Having spent all day in the house we were itching to get some fresh air. Jenson was dead keen to go for a swim so at 3pm, which is about when we wrapped up our final experiment, we drove over to Croyde. Sadly the pool was shut again so I treated them to dinner at the Red Barn instead. Afterwards we made a beeline for the beach where they were able to enjoy a good hour or so throwing themselves off a sand dune, naked, in thick fog, much to everyone's amusement. 

5. Nature's Colour Palette (Changing Colours)

Nature is full of a wonderful array of colours that change over the course of the year through four seasons. From the green buds showing new life in Spring, the bright colours of Summer, the golden browns and rusty oranges in Autumn to the bleaker shades of Winter, our environment is constantly changing. 

This simple outdoor activity involved collecting coloured items from the environment to create a colour palette. We conducted all of the other science experiments yesterday because the weather was so fowl but saved this last one for today, which was forecast drier. 

We woke up to thick fog again but it slowly cleared to give us a glorious day. We conducted our little outdoor challenge in the Churchyard, just a few metres away from the house. It's ever so picturesque and the children always love running through its 'secret' pathways.

Wren was the keener of the two; picking small blades of grass and flowers. Sadly, because everything was so wet with dew and sea mist, nothing really wanted to stick to the double sided sticky tape. This frustrated Jenson a lot. Eventually though, he came around to the idea and he ended up wanting to make two palettes while Wren became distracted by other interests.

It was a lovely hour or so spent enjoying the morning sunshine, breathing in the fresh sea air and listening to the sounds of the birds singing. Jenson, eventually, found the whole activity very enjoyable and was soon scarpering around busily picking rosemary flower heads, berries, thorns (because they looked like shark teeth) and other colourful bits and pieces. 

They completed their colour palettes and I love not only the colours, but also the shapes and the way the children have laid all of their treasures out. Jenson's enthusiasm didn't end there though, he proceeded to trim the grass, prune the bushes using a pair of scissors and even gave a jolly hello to the postman! 

All in all, it was a really positive few days. It's never without its ups and downs and there can be quite a lot of shouting but I mainly remember the good bits, and I think they are the most important memories to hang on to.

We've done one more experiment since getting back to Cheltenham and that's because the nearest Hobbycraft to Woolacombe is about 100 miles away! The missing ingredient was rubber latex solution. Here's our story.

6. Making A Rubber Ball (Changing States)

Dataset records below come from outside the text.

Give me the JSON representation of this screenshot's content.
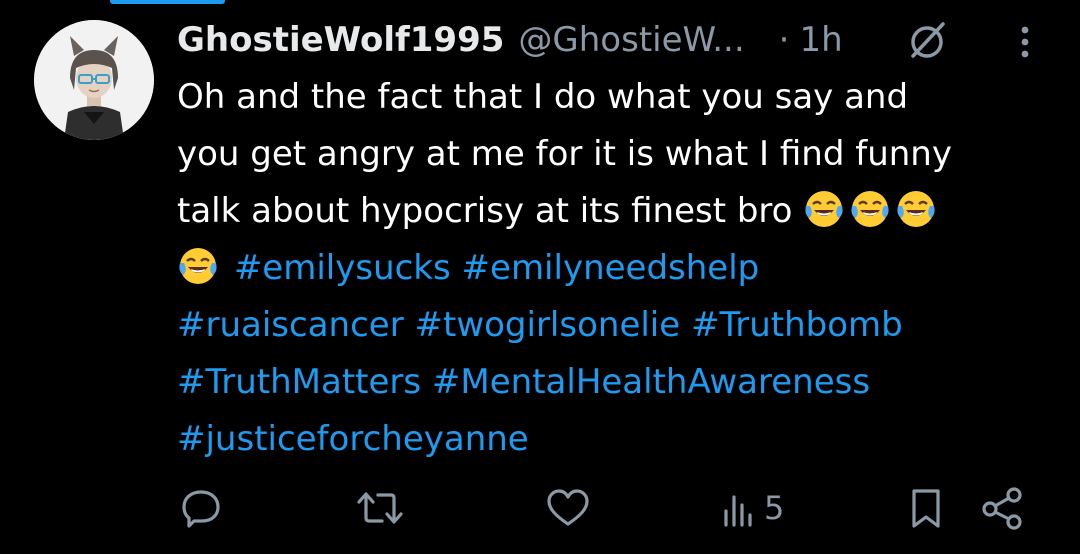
{
  "post": {
    "display_name": "GhostieWolf1995",
    "handle": "@GhostieW...",
    "separator": "·",
    "time": "1h",
    "lines": {
      "l1": "Oh and the fact that I do what you say and",
      "l2": "you get angry at me for it is what I find funny",
      "l3": "talk about hypocrisy at its finest bro"
    },
    "emoji_name": "face-with-tears-of-joy",
    "hashtags": {
      "h1": "#emilysucks",
      "h2": "#emilyneedshelp",
      "h3": "#ruaiscancer",
      "h4": "#twogirlsonelie",
      "h5": "#Truthbomb",
      "h6": "#TruthMatters",
      "h7": "#MentalHealthAwareness",
      "h8": "#justiceforcheyanne"
    }
  },
  "actions": {
    "views_count": "5"
  },
  "icons": {
    "header": [
      "grok-icon",
      "more-icon"
    ],
    "actions": [
      "reply-icon",
      "repost-icon",
      "like-icon",
      "views-icon",
      "bookmark-icon",
      "share-icon"
    ]
  },
  "colors": {
    "background": "#000000",
    "text": "#ffffff",
    "muted": "#8b98a5",
    "accent": "#1d9bf0"
  }
}
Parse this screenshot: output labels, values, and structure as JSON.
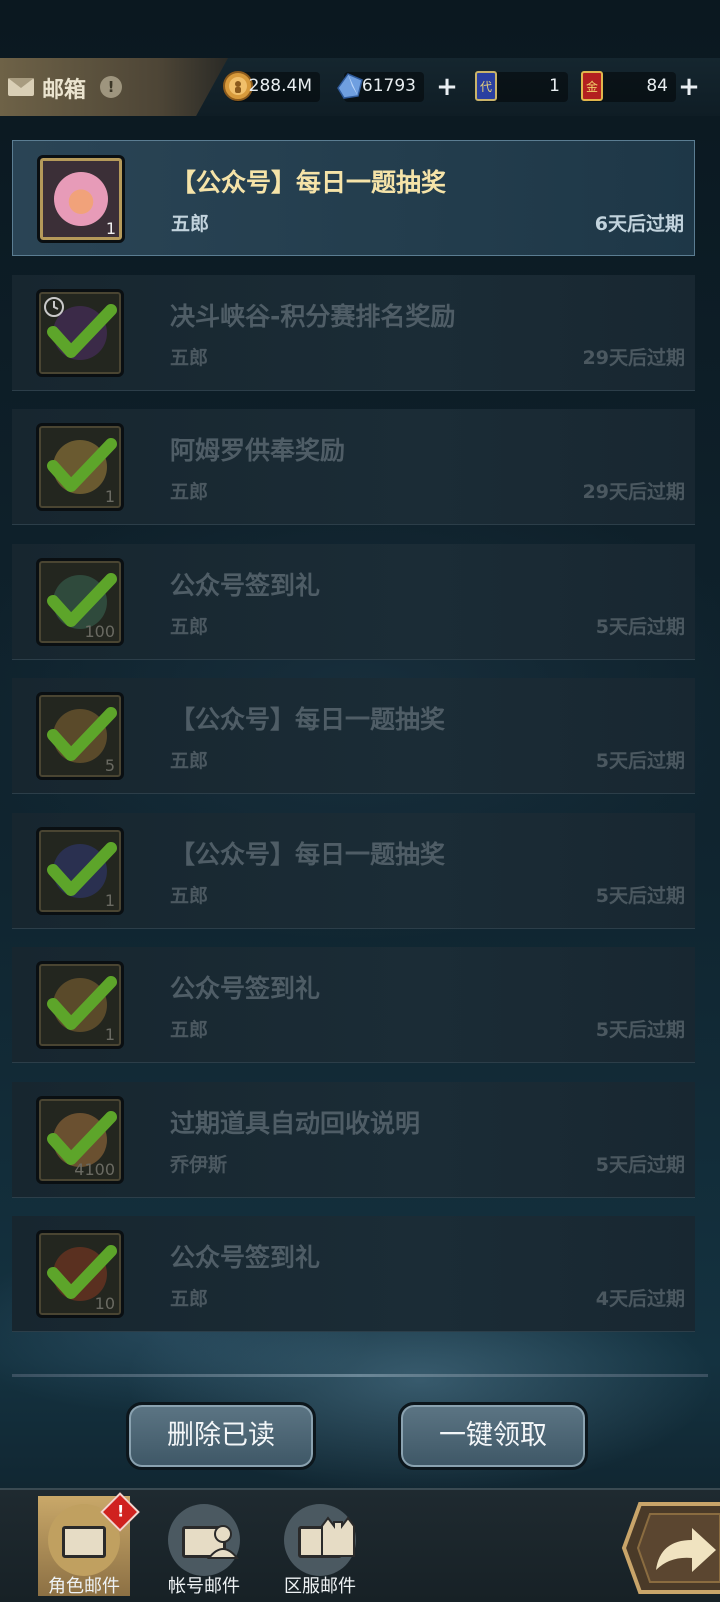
{
  "header": {
    "title": "邮箱",
    "info_icon": "info-icon",
    "resources": [
      {
        "name": "gold-coin-icon",
        "value": "288.4M"
      },
      {
        "name": "crystal-icon",
        "value": "61793"
      },
      {
        "name": "ticket-card-icon",
        "value": "1"
      },
      {
        "name": "gold-card-icon",
        "value": "84"
      }
    ]
  },
  "mails": [
    {
      "title": "【公众号】每日一题抽奖",
      "sender": "五郎",
      "expire": "6天后过期",
      "qty": "1",
      "read": false
    },
    {
      "title": "决斗峡谷-积分赛排名奖励",
      "sender": "五郎",
      "expire": "29天后过期",
      "qty": "",
      "read": true
    },
    {
      "title": "阿姆罗供奉奖励",
      "sender": "五郎",
      "expire": "29天后过期",
      "qty": "1",
      "read": true
    },
    {
      "title": "公众号签到礼",
      "sender": "五郎",
      "expire": "5天后过期",
      "qty": "100",
      "read": true
    },
    {
      "title": "【公众号】每日一题抽奖",
      "sender": "五郎",
      "expire": "5天后过期",
      "qty": "5",
      "read": true
    },
    {
      "title": "【公众号】每日一题抽奖",
      "sender": "五郎",
      "expire": "5天后过期",
      "qty": "1",
      "read": true
    },
    {
      "title": "公众号签到礼",
      "sender": "五郎",
      "expire": "5天后过期",
      "qty": "1",
      "read": true
    },
    {
      "title": "过期道具自动回收说明",
      "sender": "乔伊斯",
      "expire": "5天后过期",
      "qty": "4100",
      "read": true
    },
    {
      "title": "公众号签到礼",
      "sender": "五郎",
      "expire": "4天后过期",
      "qty": "10",
      "read": true
    }
  ],
  "actions": {
    "delete_read": "删除已读",
    "claim_all": "一键领取"
  },
  "tabs": [
    {
      "label": "角色邮件",
      "active": true,
      "badge": "!"
    },
    {
      "label": "帐号邮件",
      "active": false
    },
    {
      "label": "区服邮件",
      "active": false
    }
  ],
  "colors": {
    "active_title": "#f5e3a8",
    "check_green": "#5da52a",
    "badge_red": "#d0221f"
  }
}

Natural rubber latex is the elastic hydrocarbon polymer liquid obtained from rubber trees. Liquid rubber can be changed to a solid ball simply by adding an acid such as lemon juice or vinegar. 

We began by placing a small amount of rubber latex into a small container.

Next we added a small amount of lemon juice or vinegar and stirred it with a teaspoon until a solid rubber was formed. There was also the option to make a foam rubber ball, where bicarbonate of soda could be added prior to adding the acidic element. This is what Jenson is doing here.

Next he added the vinegar. You can see how empty the vinegar bottle is in this shot. That's because by this point Jenson was onto his third rubber ball and was pouring the vinegar as freely as I pour wine!

We watched the chemical reaction take place. Jenson was enthralled!

Next Jenson placed the solid rubber in a large bowl of water and moulded it into a ball shape using his hands. I helped him to dry it with a cloth afterwards.

Hey presto!! As you can see, the rubber balls gradually got bigger and bigger! Jenson put them to the test and investigated their bounciness. We measured by dropping the balls from different heights and watched to see how far they bounced back up. The smallest one did the best and the one with the foam rubber faired worse.